Dozens of Pentagon-backed studies have come under scrutiny after revelations that they indirectly relied on Chinese supercomputers long sanctioned by the U.S. government. These computing centers are known for supporting Beijing’s nuclear and hypersonic weapons development.
According to investigative findings, U.S. national laboratories supported at least 102 research projects that involved work performed using computing power from five specific Chinese facilities already blacklisted by the Department of Commerce.
The projects often included co-authors from Chinese institutions tied to the country’s military. The reports thanked centers like the National Supercomputer Center in Guangzhou for providing access to TianHe systems, which the U.S. sanctioned nearly a decade ago.
Some projects even listed Chinese researchers from entities subordinate to China’s Ministry of Industry and Information Technology, which plays a central role in the CCP’s military technology push. These collaborations were sometimes coordinated with U.S. universities or DOE facilities.
Spokespersons from labs such as Los Alamos and Oak Ridge denied that their researchers worked on Chinese systems themselves. But they did not answer whether their partners abroad had used those systems to process or model data derived from U.S. projects.

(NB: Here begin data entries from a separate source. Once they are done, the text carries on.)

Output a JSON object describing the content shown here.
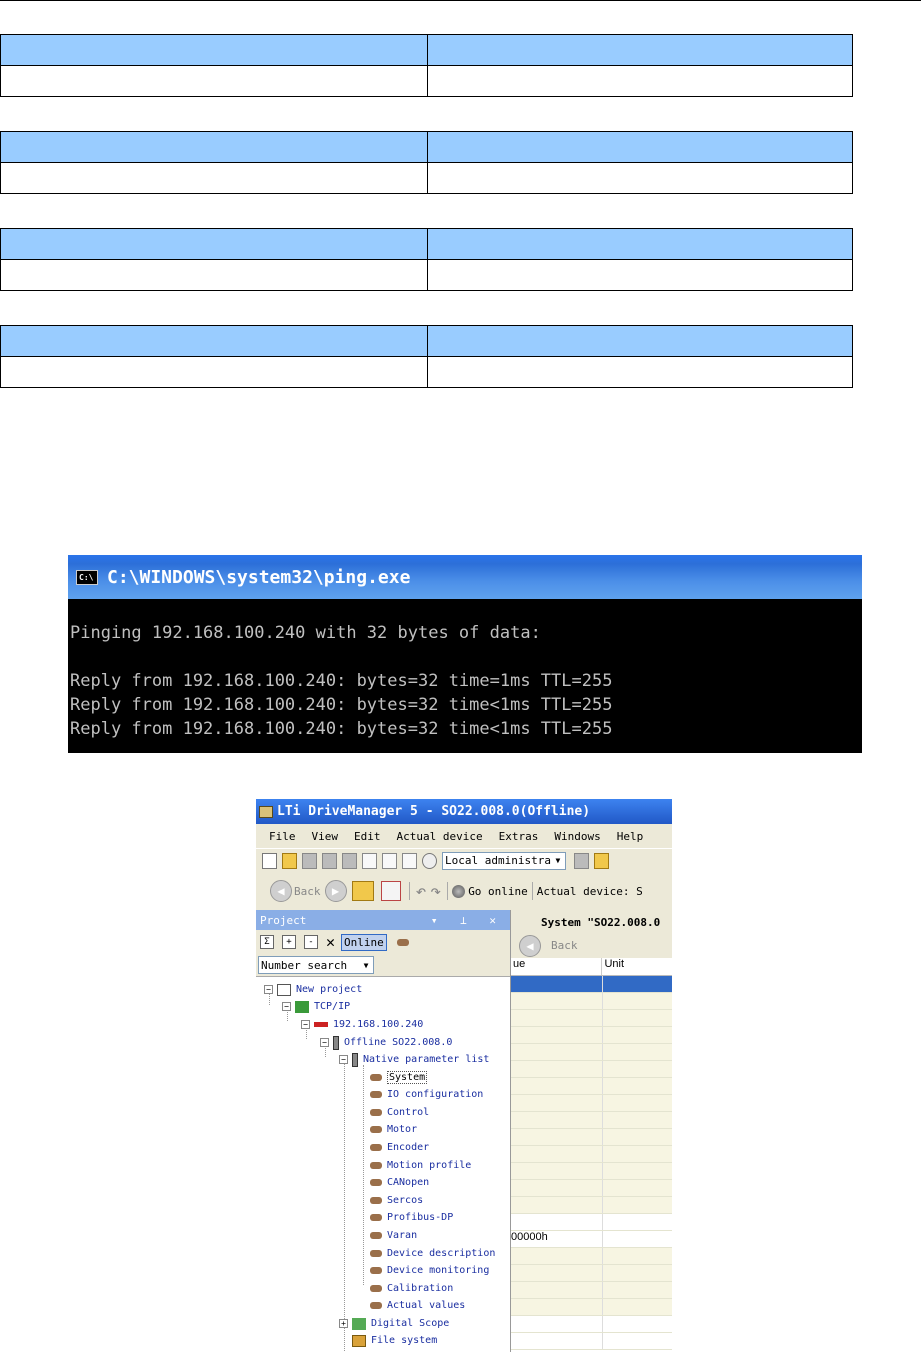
{
  "console": {
    "title": "C:\\WINDOWS\\system32\\ping.exe",
    "icon_label": "C:\\",
    "lines": [
      "Pinging 192.168.100.240 with 32 bytes of data:",
      "",
      "Reply from 192.168.100.240: bytes=32 time=1ms TTL=255",
      "Reply from 192.168.100.240: bytes=32 time<1ms TTL=255",
      "Reply from 192.168.100.240: bytes=32 time<1ms TTL=255"
    ]
  },
  "dm": {
    "title": "LTi DriveManager 5 - SO22.008.0(Offline)",
    "menu": [
      "File",
      "View",
      "Edit",
      "Actual device",
      "Extras",
      "Windows",
      "Help"
    ],
    "user_combo": "Local administra",
    "back_label": "Back",
    "go_online_label": "Go online",
    "actual_device_label": "Actual device: S",
    "project": {
      "header": "Project",
      "online_button": "Online",
      "search_combo": "Number search",
      "tree": {
        "new_project": "New project",
        "tcpip": "TCP/IP",
        "ip": "192.168.100.240",
        "device": "Offline SO22.008.0",
        "param_list": "Native parameter list",
        "items": [
          "System",
          "IO configuration",
          "Control",
          "Motor",
          "Encoder",
          "Motion profile",
          "CANopen",
          "Sercos",
          "Profibus-DP",
          "Varan",
          "Device description",
          "Device monitoring",
          "Calibration",
          "Actual values"
        ],
        "digital_scope": "Digital Scope",
        "file_system": "File system"
      }
    },
    "right": {
      "tab_title": "System \"SO22.008.0",
      "back_label": "Back",
      "col_value": "ue",
      "col_unit": "Unit",
      "value_cell": "00000h"
    }
  }
}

Experts say this workaround allows sensitive American research to be accessed by sanctioned institutions without violating the letter of the law — a gap in enforcement that could endanger national security.
In one 2018 study, funded by the Pentagon, American and Chinese researchers jointly explored atomic structures relevant to nuclear systems. The paper credited Guangzhou’s TianHe-2 supercomputer — the most frequently cited of the blacklisted systems.
Eads described this trend as “disconcerting,” warning that key technologies could be slipping through regulatory cracks and landing in hands aligned with the Chinese military.